Director: Lakshya Raj Anand
Writers: John Abraham, Lakshya Raj Anand, Sumit Batheja, Vishal Kapoor
Cast: John Abraham, Rakul Preet Singh, Jacqueline Fernandez, Prakash Raj, Ratna Pathak Shah and others
John Abraham is the story writer, lead actor and producer of Attack. In a way he’s largely to be held responsible for this shoddy action flick. The basic idea of a super-soldier is interesting. Imagination would know no bounds with this idea. The writer/s set this super-soldier against a terrorist group which attacks the Parliament of India in New Delhi. Quite ambitious. But they can’t take away the Bollywood-ness from this flick. The film loses its coherence under the pressure of catering to a larger audience by finding the lowest common denominator i.e. dumbing down the narrative with amateurish explanations of what is happening.
The premise and genre is suitable for John’s on-screen persona of a raging bull. The man is pretty sorted and sensitive off-screen but his recent choices of films are baffling. Remember John is the man who backed Vicky Donor which paved the way for Ayushmann Khurrana’s career of content-driven issue based cinema. Anyway.
One expects an action flick to open with a splendid action sequence. Or at least have a few kickass set pieces. Attack fails to deliver on that front. It’s neither stunningly choreographed nor shot. So that there’s nothing much an editor can do to save the film. The problems with this flick begin with its writing which is uninspiring. It neither has wit nor punches. The solitary line of dialogue which got a great response from the theatre was when the head of security sarcastically tells the super-soldier that the home minister is madly in love with the prime minister held hostage.
There are unnecessary songs – romantic songs between hero and his heroine, bhajan when he goes through the invasive procedure of installing a chip in his neck, and a transformation montage track during the making of a super-soldier. None of the songs stays with you. The background score is equally corny. There’s nothing new that the cinematography offers. It all stems from poor direction, I think. The film doesn’t have a voice.

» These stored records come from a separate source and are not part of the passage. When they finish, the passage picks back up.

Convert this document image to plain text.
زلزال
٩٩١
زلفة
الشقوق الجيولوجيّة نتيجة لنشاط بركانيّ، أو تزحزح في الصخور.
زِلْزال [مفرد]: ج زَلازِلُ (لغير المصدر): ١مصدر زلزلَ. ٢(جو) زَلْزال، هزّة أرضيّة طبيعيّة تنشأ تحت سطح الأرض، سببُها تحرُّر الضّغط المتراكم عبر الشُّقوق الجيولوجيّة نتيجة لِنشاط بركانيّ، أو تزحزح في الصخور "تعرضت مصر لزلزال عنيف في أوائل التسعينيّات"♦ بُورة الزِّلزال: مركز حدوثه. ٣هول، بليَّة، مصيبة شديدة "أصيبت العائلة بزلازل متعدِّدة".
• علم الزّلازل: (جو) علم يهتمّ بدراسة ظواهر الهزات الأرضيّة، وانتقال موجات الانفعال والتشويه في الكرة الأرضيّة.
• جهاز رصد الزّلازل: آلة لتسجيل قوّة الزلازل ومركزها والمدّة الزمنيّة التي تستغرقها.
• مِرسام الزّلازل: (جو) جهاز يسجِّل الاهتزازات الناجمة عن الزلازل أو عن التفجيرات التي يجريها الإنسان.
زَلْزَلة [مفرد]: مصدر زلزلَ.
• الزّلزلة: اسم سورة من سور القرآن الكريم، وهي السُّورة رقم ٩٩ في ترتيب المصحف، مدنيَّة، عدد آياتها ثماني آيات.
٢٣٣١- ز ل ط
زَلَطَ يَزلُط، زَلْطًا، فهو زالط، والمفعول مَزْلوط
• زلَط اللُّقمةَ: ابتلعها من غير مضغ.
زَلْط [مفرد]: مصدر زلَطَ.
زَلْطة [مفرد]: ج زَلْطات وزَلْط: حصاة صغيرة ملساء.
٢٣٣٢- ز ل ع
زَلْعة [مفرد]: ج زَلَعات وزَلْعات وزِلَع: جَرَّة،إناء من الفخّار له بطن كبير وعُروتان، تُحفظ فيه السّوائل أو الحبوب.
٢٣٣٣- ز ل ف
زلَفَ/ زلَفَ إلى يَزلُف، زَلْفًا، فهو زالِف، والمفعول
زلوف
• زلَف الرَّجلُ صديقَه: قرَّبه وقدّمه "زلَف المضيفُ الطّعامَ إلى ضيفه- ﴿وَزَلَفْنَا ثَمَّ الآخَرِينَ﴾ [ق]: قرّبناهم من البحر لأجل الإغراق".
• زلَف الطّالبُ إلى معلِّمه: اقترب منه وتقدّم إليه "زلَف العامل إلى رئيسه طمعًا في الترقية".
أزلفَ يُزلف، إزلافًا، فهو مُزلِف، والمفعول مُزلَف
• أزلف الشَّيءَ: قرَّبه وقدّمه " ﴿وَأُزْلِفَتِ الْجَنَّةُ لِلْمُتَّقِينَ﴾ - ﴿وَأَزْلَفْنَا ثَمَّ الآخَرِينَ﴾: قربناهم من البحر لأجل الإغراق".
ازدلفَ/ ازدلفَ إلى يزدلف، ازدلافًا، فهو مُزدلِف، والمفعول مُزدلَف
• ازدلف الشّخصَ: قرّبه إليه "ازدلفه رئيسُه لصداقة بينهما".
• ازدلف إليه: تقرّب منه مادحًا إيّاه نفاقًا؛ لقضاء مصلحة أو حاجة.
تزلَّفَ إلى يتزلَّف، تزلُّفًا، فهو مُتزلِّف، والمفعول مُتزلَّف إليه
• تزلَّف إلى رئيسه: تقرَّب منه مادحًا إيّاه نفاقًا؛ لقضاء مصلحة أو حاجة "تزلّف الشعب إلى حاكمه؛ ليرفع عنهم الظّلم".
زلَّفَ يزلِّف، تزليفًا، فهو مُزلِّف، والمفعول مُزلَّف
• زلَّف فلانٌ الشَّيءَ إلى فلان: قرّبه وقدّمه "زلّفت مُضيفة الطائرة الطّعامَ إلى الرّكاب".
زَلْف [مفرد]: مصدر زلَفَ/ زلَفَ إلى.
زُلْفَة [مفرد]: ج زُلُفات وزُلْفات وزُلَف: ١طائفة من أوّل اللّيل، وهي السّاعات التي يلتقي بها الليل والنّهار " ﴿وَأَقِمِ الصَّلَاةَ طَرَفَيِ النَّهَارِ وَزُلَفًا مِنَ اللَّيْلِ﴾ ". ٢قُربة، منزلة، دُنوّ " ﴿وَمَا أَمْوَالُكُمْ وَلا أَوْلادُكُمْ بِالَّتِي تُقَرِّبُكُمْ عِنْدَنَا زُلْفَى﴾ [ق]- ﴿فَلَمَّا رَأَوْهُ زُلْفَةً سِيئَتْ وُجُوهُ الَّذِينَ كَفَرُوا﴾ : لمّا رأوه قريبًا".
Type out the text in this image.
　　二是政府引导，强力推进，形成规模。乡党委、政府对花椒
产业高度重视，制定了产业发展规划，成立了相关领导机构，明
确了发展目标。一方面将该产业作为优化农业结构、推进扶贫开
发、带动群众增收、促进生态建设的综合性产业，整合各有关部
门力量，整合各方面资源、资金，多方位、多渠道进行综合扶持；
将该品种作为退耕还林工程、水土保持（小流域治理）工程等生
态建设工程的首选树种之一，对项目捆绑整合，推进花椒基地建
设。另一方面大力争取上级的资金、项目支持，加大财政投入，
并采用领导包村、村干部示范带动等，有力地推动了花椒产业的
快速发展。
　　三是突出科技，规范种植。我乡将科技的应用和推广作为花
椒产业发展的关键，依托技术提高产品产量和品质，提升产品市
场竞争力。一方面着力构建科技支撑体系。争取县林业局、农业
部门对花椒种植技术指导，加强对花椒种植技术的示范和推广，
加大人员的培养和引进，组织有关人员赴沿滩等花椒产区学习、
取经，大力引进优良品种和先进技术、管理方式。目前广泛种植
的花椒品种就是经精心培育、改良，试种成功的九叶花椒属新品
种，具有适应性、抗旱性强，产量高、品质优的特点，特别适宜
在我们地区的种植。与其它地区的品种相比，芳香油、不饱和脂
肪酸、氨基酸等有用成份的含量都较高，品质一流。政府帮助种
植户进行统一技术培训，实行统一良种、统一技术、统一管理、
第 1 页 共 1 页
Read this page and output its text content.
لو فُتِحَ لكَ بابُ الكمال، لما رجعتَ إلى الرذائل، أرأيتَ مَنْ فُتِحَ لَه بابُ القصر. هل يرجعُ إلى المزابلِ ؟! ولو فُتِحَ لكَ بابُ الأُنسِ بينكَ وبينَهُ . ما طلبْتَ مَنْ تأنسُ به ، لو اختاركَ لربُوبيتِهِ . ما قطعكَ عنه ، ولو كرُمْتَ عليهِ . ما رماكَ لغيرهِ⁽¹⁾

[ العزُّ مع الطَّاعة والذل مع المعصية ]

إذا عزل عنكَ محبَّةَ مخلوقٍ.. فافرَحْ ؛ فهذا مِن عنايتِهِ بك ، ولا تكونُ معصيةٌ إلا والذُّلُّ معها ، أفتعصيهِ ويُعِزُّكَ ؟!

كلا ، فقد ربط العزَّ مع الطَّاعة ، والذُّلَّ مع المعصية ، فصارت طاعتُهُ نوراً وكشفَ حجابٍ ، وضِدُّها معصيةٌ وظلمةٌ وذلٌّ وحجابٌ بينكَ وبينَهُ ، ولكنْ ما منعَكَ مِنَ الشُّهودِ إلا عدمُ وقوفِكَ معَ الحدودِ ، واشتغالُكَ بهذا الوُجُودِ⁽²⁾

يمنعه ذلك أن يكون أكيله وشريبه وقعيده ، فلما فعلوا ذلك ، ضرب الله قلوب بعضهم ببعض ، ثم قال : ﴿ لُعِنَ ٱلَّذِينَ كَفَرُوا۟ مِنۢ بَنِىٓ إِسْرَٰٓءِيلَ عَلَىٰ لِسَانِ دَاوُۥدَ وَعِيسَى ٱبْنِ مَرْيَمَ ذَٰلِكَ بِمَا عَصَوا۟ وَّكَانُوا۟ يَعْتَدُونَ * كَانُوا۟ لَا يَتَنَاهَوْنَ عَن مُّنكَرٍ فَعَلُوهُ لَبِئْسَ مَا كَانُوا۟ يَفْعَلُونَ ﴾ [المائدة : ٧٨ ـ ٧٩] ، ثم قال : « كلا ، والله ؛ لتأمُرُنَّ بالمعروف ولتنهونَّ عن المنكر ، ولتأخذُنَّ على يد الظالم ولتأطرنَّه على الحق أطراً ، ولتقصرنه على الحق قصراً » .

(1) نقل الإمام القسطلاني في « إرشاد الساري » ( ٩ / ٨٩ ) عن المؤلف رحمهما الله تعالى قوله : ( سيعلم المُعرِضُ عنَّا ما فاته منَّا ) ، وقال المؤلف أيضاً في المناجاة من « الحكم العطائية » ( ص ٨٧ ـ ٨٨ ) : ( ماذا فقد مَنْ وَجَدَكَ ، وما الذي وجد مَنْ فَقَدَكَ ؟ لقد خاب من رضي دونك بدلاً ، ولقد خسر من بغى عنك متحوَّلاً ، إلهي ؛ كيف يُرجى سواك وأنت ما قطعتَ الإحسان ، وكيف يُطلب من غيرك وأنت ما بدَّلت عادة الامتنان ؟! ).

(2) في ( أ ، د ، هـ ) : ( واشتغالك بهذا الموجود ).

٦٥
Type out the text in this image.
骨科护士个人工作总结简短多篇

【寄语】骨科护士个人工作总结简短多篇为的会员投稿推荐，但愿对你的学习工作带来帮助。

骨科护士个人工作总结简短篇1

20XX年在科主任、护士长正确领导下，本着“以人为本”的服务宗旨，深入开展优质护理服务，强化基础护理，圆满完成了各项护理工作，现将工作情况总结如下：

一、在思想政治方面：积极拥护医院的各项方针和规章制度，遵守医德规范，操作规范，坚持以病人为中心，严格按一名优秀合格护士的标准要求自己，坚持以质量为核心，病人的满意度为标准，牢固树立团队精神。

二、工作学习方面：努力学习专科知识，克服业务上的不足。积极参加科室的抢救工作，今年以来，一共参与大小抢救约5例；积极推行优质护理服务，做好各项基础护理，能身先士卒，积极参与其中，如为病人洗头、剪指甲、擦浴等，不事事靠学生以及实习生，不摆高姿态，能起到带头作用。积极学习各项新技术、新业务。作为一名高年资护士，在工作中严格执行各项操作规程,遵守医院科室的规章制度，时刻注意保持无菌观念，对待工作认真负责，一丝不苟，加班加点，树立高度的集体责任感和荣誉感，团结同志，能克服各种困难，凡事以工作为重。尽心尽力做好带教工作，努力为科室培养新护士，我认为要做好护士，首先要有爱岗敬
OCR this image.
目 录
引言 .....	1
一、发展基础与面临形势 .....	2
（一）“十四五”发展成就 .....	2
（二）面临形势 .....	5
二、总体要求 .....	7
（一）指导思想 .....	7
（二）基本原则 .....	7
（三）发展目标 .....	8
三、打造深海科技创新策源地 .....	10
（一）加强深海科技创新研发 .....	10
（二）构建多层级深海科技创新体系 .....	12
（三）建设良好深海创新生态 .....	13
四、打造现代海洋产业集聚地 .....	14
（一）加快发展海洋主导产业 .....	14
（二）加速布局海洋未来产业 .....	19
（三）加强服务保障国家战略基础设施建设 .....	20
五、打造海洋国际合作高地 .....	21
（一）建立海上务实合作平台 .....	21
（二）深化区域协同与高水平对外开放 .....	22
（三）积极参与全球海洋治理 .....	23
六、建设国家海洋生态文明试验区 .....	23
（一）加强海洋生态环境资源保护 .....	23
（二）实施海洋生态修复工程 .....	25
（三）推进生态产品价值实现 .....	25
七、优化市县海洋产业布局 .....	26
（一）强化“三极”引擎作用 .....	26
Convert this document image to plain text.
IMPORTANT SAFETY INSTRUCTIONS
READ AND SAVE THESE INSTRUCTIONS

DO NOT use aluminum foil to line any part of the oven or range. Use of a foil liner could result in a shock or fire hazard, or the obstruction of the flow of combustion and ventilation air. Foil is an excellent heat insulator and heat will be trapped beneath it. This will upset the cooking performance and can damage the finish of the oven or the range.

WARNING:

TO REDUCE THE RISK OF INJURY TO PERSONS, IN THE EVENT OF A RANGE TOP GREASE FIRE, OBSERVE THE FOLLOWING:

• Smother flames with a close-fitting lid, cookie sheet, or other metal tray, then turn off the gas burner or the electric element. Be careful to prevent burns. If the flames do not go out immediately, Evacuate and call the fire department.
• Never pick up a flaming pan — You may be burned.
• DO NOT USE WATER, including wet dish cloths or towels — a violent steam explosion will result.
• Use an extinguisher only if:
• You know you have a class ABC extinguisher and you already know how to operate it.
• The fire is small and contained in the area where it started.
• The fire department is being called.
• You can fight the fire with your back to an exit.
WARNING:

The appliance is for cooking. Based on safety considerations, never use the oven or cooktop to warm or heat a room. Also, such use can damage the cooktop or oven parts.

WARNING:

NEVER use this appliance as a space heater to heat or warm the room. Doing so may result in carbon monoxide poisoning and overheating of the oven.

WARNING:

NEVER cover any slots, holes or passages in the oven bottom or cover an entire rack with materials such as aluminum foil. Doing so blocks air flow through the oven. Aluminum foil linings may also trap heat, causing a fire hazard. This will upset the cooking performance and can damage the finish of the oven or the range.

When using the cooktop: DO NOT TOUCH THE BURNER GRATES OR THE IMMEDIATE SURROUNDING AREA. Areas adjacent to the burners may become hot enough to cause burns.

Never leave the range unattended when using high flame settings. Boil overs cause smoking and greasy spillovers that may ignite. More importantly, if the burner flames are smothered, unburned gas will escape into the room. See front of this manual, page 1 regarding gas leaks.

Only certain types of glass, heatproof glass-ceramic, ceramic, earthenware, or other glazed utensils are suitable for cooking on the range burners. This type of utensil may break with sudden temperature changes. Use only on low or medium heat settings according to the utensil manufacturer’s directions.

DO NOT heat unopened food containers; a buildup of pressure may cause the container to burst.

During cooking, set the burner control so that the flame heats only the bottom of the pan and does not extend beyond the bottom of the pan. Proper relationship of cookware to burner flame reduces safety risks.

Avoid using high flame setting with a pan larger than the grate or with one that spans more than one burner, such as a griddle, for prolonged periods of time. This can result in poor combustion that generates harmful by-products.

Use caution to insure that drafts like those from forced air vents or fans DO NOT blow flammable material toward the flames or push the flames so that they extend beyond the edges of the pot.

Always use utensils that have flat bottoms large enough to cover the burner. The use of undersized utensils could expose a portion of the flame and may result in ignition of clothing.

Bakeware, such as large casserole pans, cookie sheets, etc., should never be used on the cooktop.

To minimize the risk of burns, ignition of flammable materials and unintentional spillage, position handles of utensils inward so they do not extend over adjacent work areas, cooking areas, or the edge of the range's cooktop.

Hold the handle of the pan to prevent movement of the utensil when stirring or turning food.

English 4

Going by the first 15-20 minutes I decided to watch the film just to see how haywire the narrative can go. Although the parliament is under attack and the PM is held hostage, the narrative never triggers a sense of urgency. You know Johnny Bravo will save the country single-handedly. Unlike most action and Tiger Shroff flicks the hero is a one man army. But here, John gives him a believable real life solution to be a super-soldier. I wished the makers had worked more meticulously to make the narrative gripping and keep the audience curious to know what happens next. Instead what you get is a predictable screenplay which gives you ample time to consume your snacks and beverages. Some even checked their phones. There’s going to be a part two of this film. Well, prepare yourselves to survive another attack.